Литмир - Электронная Библиотека
Содержание  
A
A
* * *

– Ну? И как прогулялся? Подышал? А то ведь тут духотища одна. Скажут, держит мальчишку взаперти, мать-кукушка – одно ей прозванье! – донёсся до него откуда-то, уже совсем непонятно откуда, сверху голос – Её голос, как он не сразу понял, – дополнивший эти слова красочными пояснениями в раскрытие всей неизбежности брошенного Матерью детства. Однако, как ему показалось в тот момент, он уже слышал эти пояснения где-то в доме из уст кудахтавших кумушек – соседок сверху – в одном из своих пеших турпоходов на более высокие, хоть и промежуточные, этажи. Несмотря на то, что пояснения эти долетали до его ушек с запозданием и урывками, они неумолимо заставляли его детский мозг проникнуться всем ужасом мнимого бездолья:

– И будут на каждом углу повторять: «Да не мать она ему, не мать! А она у него ма-ачеха…» – и тут же какой-то другой, второй голос подпевал: «Ох, и не говорите!… Ну что́ ж де́лает с мальчи́шкой-то! А́?! Ну́!? Прям, се́рдце заходится…» – «А какой ма́льчик-то у неё сла́вненький!» – «Ох… и не говори́те!… Прям не мальчик, а загляде́нье! А то всё бе́гает-бе́гает-бе́гает всюду… Ну́!? Иди сюда! Сла́аденький!» – и, последним аккордом, до него с самого верху донеслось какое-то презрительное, данное уже теперь точно материнским, Её собственным, голосом пренебрежительное пророчество-резюме:

– И будут потом всякие разносить, как попугаи: «Он не сынок ей, а он у ней – па-асынок».

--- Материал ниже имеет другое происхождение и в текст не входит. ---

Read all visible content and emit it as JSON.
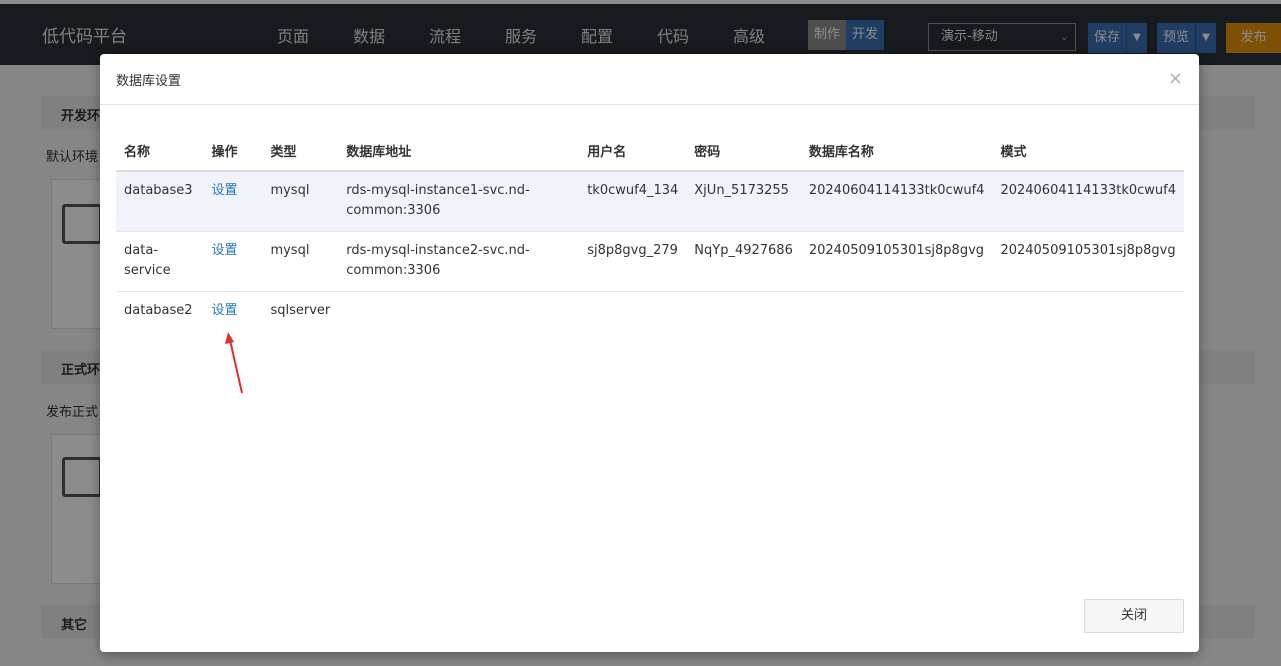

Он, вслушиваясь и не видя Матери, вещавшей на разные соседские голоса откуда-то сверху, пытаясь найти Её лицо, начал машинально подниматься по лестнице.

– Кто это там?! Ты что́, не мама мне разве?! Ты же Мама моя?! – крикнул он куда-то далеко наверх, задрав свою маленькую голову к невидимой высоте и засомневавшись уже всерьёз, Она это говорит или кто. Потом робко остановился, неловко поставил ногу на следующую ступеньку, ведущую наверх, и постепенно, то всё ещё чувствуя неуверенность в себе, обескураженный только что отзвучавшим многоголосьем, то вновь обретая ускользавшую надежду, поднялся на два пролёта, вглядываясь наверх, туда, откуда снова послышался вроде бы родной голос.

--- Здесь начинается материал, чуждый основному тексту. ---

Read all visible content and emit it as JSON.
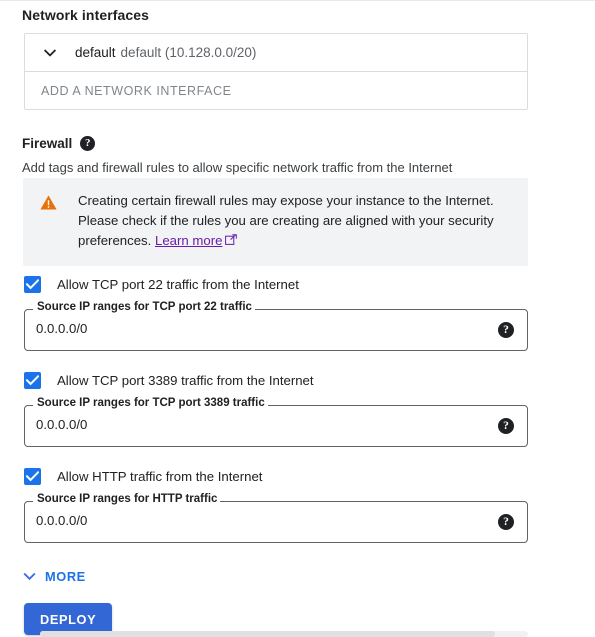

– Ну-у?!… Говорить-то будем? Иль как? – Она, наконец, показалась из-за поворота перил между двумя маршами, встала на верхней площадке перед окном и посмотрела холодно в его глаза, неуверенно просветлевшие от услышанного, но вдруг ослеплённые солнечным светом, лившимся сверху, оттуда, где стояла Она, – и сразу зажмурившиеся.

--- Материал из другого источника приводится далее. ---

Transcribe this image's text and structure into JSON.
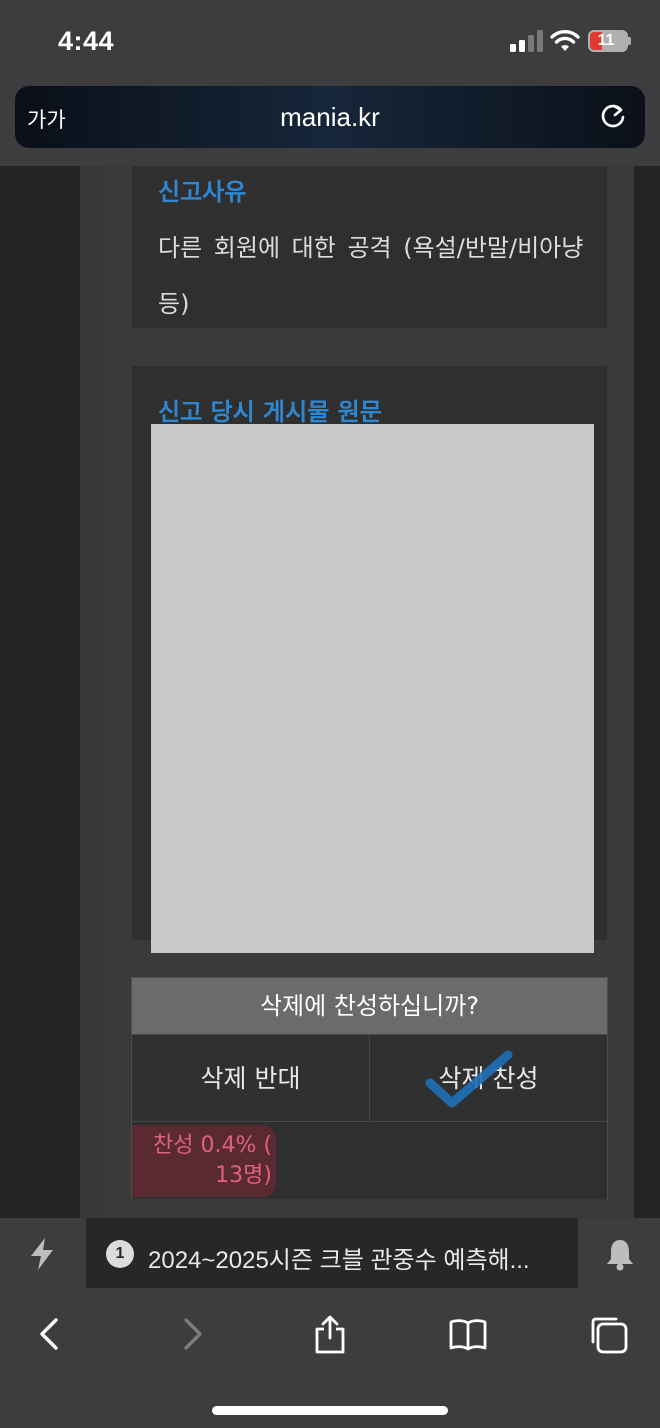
{
  "status_bar": {
    "time": "4:44",
    "battery": "11",
    "icons": [
      "signal-icon",
      "wifi-icon",
      "battery-icon"
    ]
  },
  "address_bar": {
    "text_size_label": "가가",
    "url": "mania.kr",
    "reload_icon": "reload-icon"
  },
  "report": {
    "reason_title": "신고사유",
    "reason_text": "다른 회원에 대한 공격 (욕설/반말/비아냥 등)",
    "original_title": "신고 당시 게시물 원문"
  },
  "vote": {
    "question": "삭제에 찬성하십니까?",
    "oppose_label": "삭제 반대",
    "approve_label": "삭제 찬성",
    "selected": "approve",
    "result_text": "찬성 0.4% ( 13명)",
    "approve_fraction": 0.004
  },
  "notice_bar": {
    "count": "1",
    "text": "2024~2025시즌 크블 관중수 예측해...",
    "icons": [
      "lightning-icon",
      "bell-icon"
    ]
  },
  "toolbar": {
    "icons": [
      "back-icon",
      "forward-icon",
      "share-icon",
      "bookmarks-icon",
      "tabs-icon"
    ]
  },
  "colors": {
    "accent_blue": "#2f86d1",
    "approve_pink": "#e0607c",
    "check_blue": "#1f6fb5"
  }
}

Он молчал, не зная и не помня себя, не желая уже никуда уходить, ведь Она была теперь тут, рядом. И замер, онемев и прикрывая одной рукой глаза, вглядываясь в струившийся ему навстречу свет, видя Её как будто в первый и в последний раз. И глядел, и глядел, не смея даже шевельнуть поднятой ко лбу рукой и потереть глаза, чтобы можно было, пока не ушла – теперь уже, наверно, навсегда, – получше представить себе и сквозь рассеивавшиеся сумерки отчётливей понять, какой должна быть Женщина, которая, например, в эту минуту ему очень нравилась. Он набрался духу и сделал пару шагов по ступенькам к Ней наверх, задав вопрос, который, возможно, давно зрел у него в глубине души, а теперь сам слетел, хоть и застенчиво, с его языка:

– Ты моя первая женщина, да?

– Конечно! – ответила Она с откуда-то взявшейся бодрой готовностью, сунула правую руку в карман юбки, достала оттуда небольшую антикварную овальную с красным отливом камею с чёткими гранями волос, шеи и лица женской головки в профиль и аккуратно приколола её себе на белую плиссированную блузку, тихонько прихлопнув по ней сверху ладошкой.

– А кто ты? Я тебя не знаю. И где мы? – перестал он что-либо понимать.

– Кто я, это тебе потом скажут. Без меня.

– Когда потом?

– Потом! А теперь…

– Ты очень красивая! – перебил он Её. – Ты, я думаю, самая красивая из всех, кого я видел.

– Ты кого видел-то тут? Меня, что ль? – хмыкнула Она.

– Знаешь, мне кажется сейчас, что я видел много, может быть, всю свою жизнь. Может быть, даже… я видел её… Я не знаю… А как тебя зовут?

– Тебе зачем?

– Чтобы знать, потом…

– Мальчик! Как меня зовут – это неважно. Потому что я – твоя Самая Первая женщина. Потому что я – твоя Мать.

Он внимательно смотрел снизу на Обращавшуюся к нему и следил за каждым Её движением и каждым произнесённым Ею словом.

– Теперь, мальчик, посмотри мне в глаза. Смотришь? Вот. Смотри! И смотри внимательно. Потому что ты – в темноте, там, внизу. А я – здесь. И ты меня видишь. А я тебя – не вижу, – слукавила Она и окликнула его ещё громче:

– Мальчик, ты видишь меня?!

Он молчал и смотрел на стройные очертания Её юбки, белой блузки и русых волос, позади которых из окна на верхнюю площадку лестничной клетки выливался яркий свет солнечного осеннего дня, своими лучами пронизывая контуры Её одежды и простой причёски и ослепляя его глаза, мешая получше разглядеть, какая Она на самом деле – Самая Первая.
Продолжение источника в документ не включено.